Before the Royals existed and the Athletics called Kansas City home, there was another professional team based out of the city. The Kansas City Monarchs were one of the founding teams in the Negro Leagues, and were the longest continually operating franchise. Featuring players such as Satchel Paige, Hilton Smith and Bullet Rogan, the Monarchs were the preeminent franchise, essentially the Negro Leagues version of the Yankees. The Monarchs were also the Negro League home of Jackie Robinson, who later broke the color barrier in the Major Leagues.

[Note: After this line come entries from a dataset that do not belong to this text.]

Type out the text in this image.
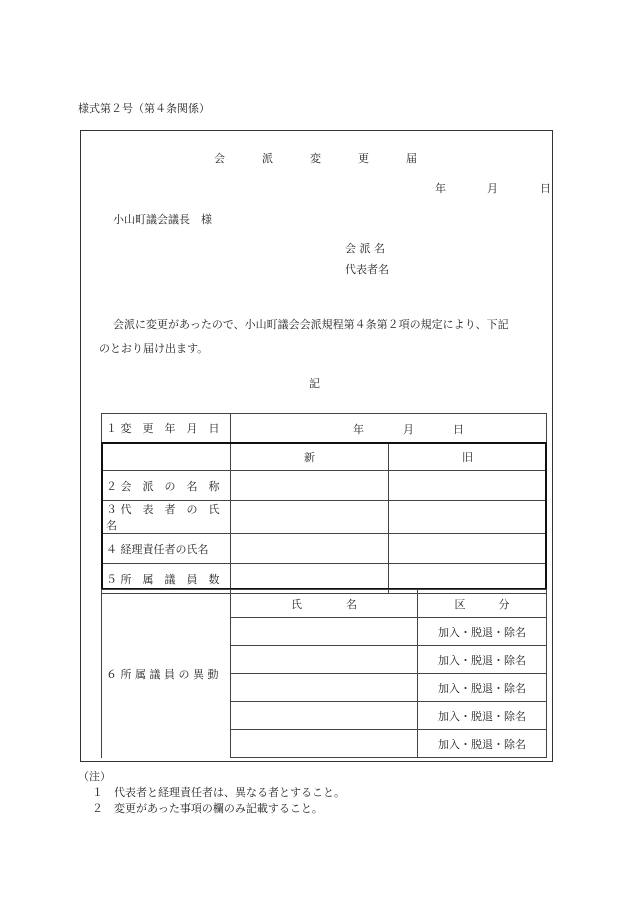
様式第２号（第４条関係）
会	派	変	更	届
年	月	日
小山町議会議長　様
会 派 名
代表者名
会派に変更があったので、小山町議会会派規程第４条第２項の規定により、下記
のとおり届け出ます。
記
１ 変　更　年　月　日	年 月 日	

	新	旧
２ 会　派　の　名　称		
３ 代　表　者　の　氏　名		
４ 経理責任者の氏名		
５ 所　属　議　員　数		
６ 所 属 議 員 の 異 動	氏　　　　名	区　　　分
		加入・脱退・除名
		加入・脱退・除名
		加入・脱退・除名
		加入・脱退・除名
		加入・脱退・除名
（注）
１　代表者と経理責任者は、異なる者とすること。
２　変更があった事項の欄のみ記載すること。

That rich history of the Negro League is part of why the Negro Leagues Baseball Museum has it’s home in Kansas City. Founded in the early 1990′s, the museum pays tribute to the struggles of those players. Within those halls, there is everything from film exhibits and numerous photographs of the players to the equipment worn by the players, the original headstone from Satchel Paige’s grave and a collection of autographed baseballs of former Negro League players donated by Geddy Lee of Rush.
These days, we tend to take integration for granted. The idea that professional sports or any businesses would exclude someone based on race or ethnicity, especially to those of us that grew up after the 1960′s, is almost entirely foreign. We recognize that such a time existed, but we cannot fathom why.
Here on Martin Luther King Jr Day, it is a time to reflect back on the struggles of the past, and how hard those advocates worked to ensure equality for all. Although a lot of progress has been made since that time, there are still struggles faced by minorities today, even if they are not as overt as they were in the past. Dr. King did more than his part to further this cause, giving his life for something that he ardently believed in.
That is why the Negro Leagues Baseball Museum is so important. More than a shrine to the history of baseball, it stands as a reminder of the trials and tribulations those players faced during that time. Taking a trip through the museum is an absolutely unique treat, allowing the visitor to take a step back into time. One can almost smell the grass and hear the sounds of the game unfolding around them.
With fewer and fewer veterans of the Negro Leagues surviving the passing years, it is important to remember this seemingly forgotten chapter of baseball’s history. The next time you find yourself in Kansas City, take a trip down to 18th and Vine to spend some time getting lost in another era of baseball history. It is well worth the trip.
Martin Luther King Jr had a dream. That dream came to pass in major league baseball before it did in society, but integration was not always the case. The Negro Leagues Baseball Museum is a way of remembering that time.